Citing the U.S.A. Patriot Act that came before last spring's Town Meeting, Hensleigh believes that national politics have no place at Town Meeting. "At Town Meeting, people are busy and you want to do town business. What the Carlisle Board of Selectmen tells people in Washington is not going to balance things, and it wastes a tremendous amount of time for Town Meeting voters who are there to do town business."
Hensleigh left Raytheon in 1991 to practice law in Carlisle, specializing in estate planning and real estate matters. Now the Hensleighs are packing up, preparing for their August 18 move to Florida. Medical concerns are taking them away from Carlisle: "I've lived 'til I'm 83, which is longer than most paraplegics live," Hensleigh observes quietly, "and I've had various medical problems. Jan had a severe strep infection in her back which has affected her seriously, so with our physical limitations, we felt we needed a health-care backup. We'll go into an independent living situation in Fleet Landing in Atlantic Beach, near Jacksonville."
Yes, change is part of life — one's own life and in the life of the town — and must be accepted. Hensleigh has accepted the changes in his life with courage, dignity, humor and clear-eyed judgment. He and Jan will be missed, but Carlisle is immeasurably richer because Howard Hensleigh, the Iowa farm boy, chose to make it his home.

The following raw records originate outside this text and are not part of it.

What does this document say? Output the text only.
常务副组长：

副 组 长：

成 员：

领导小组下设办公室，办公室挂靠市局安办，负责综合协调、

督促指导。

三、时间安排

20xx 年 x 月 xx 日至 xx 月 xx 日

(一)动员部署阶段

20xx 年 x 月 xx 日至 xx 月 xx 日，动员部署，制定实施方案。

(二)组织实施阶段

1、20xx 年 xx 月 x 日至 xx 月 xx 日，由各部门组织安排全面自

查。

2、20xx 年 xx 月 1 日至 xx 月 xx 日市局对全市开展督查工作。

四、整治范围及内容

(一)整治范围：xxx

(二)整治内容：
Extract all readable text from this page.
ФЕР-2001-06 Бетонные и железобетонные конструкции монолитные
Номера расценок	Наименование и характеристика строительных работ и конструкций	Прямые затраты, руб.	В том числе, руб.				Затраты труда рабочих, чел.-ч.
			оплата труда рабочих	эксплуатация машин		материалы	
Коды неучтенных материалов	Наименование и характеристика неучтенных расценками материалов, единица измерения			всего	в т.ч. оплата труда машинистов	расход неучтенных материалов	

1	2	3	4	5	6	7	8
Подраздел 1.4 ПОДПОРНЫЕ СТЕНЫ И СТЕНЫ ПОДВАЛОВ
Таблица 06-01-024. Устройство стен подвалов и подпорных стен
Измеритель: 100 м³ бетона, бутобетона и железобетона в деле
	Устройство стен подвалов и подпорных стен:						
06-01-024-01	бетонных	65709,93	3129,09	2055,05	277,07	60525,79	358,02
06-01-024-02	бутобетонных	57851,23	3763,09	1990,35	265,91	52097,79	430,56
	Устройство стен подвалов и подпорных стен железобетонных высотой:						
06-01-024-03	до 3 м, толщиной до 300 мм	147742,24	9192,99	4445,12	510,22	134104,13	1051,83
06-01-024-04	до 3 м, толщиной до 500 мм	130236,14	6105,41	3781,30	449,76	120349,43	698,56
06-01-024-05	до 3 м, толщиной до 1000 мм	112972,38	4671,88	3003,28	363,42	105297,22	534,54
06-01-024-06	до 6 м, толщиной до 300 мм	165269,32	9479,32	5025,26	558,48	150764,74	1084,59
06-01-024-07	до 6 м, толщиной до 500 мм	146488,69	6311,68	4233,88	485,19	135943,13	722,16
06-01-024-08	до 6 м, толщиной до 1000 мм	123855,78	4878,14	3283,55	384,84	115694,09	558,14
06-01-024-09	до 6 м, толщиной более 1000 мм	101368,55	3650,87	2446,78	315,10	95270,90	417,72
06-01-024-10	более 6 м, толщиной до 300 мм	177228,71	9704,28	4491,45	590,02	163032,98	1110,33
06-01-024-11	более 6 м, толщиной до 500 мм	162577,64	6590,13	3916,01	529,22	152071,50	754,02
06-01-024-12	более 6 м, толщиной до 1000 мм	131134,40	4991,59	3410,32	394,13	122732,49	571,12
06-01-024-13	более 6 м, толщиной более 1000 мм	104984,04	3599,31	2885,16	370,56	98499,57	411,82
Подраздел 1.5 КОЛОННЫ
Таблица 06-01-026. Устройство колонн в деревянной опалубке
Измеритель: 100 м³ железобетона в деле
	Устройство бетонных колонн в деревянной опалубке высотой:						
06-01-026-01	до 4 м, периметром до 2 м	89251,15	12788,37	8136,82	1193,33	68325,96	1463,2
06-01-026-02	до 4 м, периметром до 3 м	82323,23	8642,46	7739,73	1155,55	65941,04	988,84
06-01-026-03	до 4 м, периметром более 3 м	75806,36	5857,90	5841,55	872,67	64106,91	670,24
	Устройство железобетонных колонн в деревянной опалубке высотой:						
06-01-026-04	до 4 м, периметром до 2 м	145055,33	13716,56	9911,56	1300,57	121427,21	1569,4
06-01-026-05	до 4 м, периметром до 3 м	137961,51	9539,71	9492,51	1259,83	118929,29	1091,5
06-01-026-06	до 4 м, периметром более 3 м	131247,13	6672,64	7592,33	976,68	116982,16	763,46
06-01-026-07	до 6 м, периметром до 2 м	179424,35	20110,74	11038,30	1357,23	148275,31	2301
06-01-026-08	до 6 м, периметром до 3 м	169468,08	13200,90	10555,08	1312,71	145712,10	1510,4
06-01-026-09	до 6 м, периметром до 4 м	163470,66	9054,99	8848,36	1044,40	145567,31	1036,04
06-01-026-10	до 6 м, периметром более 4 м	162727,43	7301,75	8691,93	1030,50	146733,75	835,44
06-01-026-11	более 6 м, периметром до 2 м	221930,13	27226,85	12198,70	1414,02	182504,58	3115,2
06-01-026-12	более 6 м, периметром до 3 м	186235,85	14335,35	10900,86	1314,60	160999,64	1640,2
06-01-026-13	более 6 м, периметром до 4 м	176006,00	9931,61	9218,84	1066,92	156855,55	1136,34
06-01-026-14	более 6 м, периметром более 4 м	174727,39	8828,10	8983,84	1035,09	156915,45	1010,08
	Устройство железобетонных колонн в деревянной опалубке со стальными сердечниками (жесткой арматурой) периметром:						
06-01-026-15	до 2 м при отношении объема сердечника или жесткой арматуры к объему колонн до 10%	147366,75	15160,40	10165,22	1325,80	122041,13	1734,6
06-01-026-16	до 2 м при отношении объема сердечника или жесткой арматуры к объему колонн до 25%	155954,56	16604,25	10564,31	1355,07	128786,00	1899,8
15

Townspeople invited to Hensleigh reception
Please come on Sunday, August 8 at 4 p.m. to wish Jan and Howard Hensleigh the very best on their new adventure, and to thank them for their valuable contributions to the town of Carlisle. The reception will be held in the Clark Room at the Carlisle Town Hall.
The Hensleighs are looking forward to enjoying the Florida sunshine in their new retirement community in Jacksonville, Florida as of mid-August.